Continuous Views are not limited to selecting exclusively from Streams. Often it can be useful to augment or combine incoming streaming data with static data stored in PipelineDB tables. This can be easily accomplished using what are called stream-table joins.

Stream-table JOINs

Stream-table joins work by joining an incoming event with matching rows that exist in the joining table when the event arrives. That is, if rows are inserted into the table that would have matched with previously read events, the result of the continuous view containing the stream-table join will not be updated to reflect that. New joined rows are only produced at event-read time. Even if all rows in the joining table were deleted, the result of the continuous view would not change.

Supported Join Types

New in version 0.9.2.

Streams only support a subset of JOIN types. CROSS JOIN and FULL JOIN are not supported. LEFT JOIN and RIGHT JOIN are only supported when the stream is on the side of the JOIN whose unmatched rows are returned.
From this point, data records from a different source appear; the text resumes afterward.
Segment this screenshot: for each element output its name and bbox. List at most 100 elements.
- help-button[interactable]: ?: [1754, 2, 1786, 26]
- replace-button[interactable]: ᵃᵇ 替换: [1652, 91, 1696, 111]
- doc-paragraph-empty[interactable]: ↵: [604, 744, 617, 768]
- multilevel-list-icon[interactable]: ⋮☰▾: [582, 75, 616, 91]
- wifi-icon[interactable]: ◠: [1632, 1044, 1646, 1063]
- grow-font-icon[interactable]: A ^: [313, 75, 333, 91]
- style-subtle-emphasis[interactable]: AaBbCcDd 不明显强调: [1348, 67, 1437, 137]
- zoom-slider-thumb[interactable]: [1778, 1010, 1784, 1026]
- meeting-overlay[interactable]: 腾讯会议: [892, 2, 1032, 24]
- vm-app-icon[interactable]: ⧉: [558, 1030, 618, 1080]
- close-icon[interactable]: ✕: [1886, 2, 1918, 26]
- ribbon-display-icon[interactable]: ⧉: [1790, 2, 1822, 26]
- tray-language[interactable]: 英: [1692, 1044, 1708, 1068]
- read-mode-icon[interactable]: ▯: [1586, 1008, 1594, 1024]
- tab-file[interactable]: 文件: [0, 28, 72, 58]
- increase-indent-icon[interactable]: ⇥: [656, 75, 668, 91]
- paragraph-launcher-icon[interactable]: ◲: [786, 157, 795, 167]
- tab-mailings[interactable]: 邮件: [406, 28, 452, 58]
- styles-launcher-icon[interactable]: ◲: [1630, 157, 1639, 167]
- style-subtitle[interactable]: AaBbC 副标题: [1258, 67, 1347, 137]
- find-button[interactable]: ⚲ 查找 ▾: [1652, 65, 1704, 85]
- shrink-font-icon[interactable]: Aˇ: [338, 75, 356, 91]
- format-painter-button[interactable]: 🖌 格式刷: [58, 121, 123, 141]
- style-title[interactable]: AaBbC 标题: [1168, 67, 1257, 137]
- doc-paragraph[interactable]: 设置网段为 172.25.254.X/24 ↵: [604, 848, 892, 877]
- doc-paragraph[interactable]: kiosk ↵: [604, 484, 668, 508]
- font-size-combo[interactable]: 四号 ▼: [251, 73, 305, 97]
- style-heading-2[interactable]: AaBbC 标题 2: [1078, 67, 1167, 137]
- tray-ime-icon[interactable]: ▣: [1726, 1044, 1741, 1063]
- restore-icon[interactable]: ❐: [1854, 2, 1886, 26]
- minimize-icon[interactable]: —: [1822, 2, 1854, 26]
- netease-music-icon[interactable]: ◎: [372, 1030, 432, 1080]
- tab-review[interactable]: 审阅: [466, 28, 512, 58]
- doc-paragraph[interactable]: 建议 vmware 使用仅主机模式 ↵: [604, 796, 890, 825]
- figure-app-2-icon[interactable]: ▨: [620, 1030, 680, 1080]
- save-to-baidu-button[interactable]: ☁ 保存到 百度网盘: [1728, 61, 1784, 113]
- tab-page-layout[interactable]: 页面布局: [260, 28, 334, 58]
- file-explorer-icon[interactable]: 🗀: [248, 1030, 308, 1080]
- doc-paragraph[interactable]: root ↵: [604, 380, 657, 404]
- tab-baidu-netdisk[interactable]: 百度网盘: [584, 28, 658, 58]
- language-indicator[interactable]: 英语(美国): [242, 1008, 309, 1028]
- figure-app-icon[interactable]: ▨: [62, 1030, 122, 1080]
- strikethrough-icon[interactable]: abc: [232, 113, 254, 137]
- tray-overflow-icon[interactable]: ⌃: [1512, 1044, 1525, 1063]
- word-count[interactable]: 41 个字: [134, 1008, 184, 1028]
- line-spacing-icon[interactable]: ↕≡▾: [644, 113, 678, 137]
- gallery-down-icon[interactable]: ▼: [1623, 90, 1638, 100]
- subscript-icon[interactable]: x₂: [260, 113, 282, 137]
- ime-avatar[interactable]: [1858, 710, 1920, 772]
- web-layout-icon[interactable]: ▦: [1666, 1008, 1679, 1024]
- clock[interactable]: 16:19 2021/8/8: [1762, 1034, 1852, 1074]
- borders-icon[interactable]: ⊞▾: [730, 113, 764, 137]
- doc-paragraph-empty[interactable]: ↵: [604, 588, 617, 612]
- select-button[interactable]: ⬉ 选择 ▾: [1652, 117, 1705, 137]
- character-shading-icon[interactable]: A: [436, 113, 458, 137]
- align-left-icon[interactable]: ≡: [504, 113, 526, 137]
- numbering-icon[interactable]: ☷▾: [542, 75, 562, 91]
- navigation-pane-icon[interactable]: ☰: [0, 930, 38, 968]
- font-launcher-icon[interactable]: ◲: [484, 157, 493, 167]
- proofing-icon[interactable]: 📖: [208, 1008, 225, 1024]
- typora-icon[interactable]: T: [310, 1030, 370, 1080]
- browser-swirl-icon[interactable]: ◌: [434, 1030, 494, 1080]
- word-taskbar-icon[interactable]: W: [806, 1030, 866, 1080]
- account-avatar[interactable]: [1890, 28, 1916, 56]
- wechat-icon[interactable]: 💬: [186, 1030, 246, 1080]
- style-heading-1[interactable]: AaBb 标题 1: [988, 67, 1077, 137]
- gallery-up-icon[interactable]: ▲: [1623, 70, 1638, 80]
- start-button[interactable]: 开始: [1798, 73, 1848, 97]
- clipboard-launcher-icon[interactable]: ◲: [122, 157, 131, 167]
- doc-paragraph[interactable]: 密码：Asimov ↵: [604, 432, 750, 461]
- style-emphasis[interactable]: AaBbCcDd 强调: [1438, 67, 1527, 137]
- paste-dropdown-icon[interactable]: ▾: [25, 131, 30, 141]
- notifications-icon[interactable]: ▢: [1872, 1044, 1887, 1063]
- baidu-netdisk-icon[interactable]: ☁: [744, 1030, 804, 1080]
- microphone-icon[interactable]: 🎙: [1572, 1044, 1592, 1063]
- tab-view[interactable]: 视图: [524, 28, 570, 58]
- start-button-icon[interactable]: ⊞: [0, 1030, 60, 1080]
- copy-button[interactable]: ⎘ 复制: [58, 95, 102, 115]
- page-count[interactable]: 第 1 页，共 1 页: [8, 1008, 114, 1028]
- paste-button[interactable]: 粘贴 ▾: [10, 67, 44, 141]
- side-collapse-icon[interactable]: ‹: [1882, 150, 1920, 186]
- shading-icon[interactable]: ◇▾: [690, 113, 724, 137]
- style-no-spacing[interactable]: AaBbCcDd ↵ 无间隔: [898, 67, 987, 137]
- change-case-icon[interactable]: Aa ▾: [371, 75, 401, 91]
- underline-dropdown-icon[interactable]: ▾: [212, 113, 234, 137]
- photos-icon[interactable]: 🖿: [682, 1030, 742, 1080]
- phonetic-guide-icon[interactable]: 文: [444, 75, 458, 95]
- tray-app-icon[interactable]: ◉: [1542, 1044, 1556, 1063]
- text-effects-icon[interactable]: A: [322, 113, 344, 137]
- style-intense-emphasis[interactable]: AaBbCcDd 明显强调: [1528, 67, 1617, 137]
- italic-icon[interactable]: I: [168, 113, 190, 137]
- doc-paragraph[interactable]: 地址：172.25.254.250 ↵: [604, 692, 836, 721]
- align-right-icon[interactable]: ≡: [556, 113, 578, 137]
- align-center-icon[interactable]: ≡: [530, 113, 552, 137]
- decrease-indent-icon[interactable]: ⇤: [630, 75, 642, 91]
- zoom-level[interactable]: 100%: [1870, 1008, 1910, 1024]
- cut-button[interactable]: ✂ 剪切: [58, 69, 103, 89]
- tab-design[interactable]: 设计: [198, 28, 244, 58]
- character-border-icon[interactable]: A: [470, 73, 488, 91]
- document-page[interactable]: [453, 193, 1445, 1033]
ANTI JOIN and SEMI JOIN require an index on the column of the relation that is being join on.

Examples

Count the number of events whose id was in the “whitelist” table at some point in time:

CREATE CONTINUOUS VIEW count_whitelisted AS SELECT COUNT(*) FROM
stream JOIN whitelist ON stream.id = whitelist.id;

Augment incoming user data with richer user information stored in the “users” table:

CREATE CONTINUOUS VIEW augmented AS SELECT user_data.full_name, COUNT(*)
FROM stream JOIN user_data on stream.id::integer = user_data.id
GROUP BY user_data.full_name;

Spatially join incoming coordinates to their nearest city, and summarize by city name:

CREATE CONTINUOUS VIEW spatial AS SELECT cities.name, COUNT(*) FROM
geo_stream, cities WHERE st_within(geo_stream.coords::geometry, cities.borders)
GROUP BY cities.name;

Note

As you may have guessed, stream-table joins involving large tables can incur a significant performance cost. For the best performance, tables used by stream-table joins should be relatively small, ideally small enough to fit in memory. It is also advisable to create an index on the table’s columns being joined on.

Stream-stream JOINs

Joining a stream with another stream is currently not supported, but may be available in future releases of PipelineDB.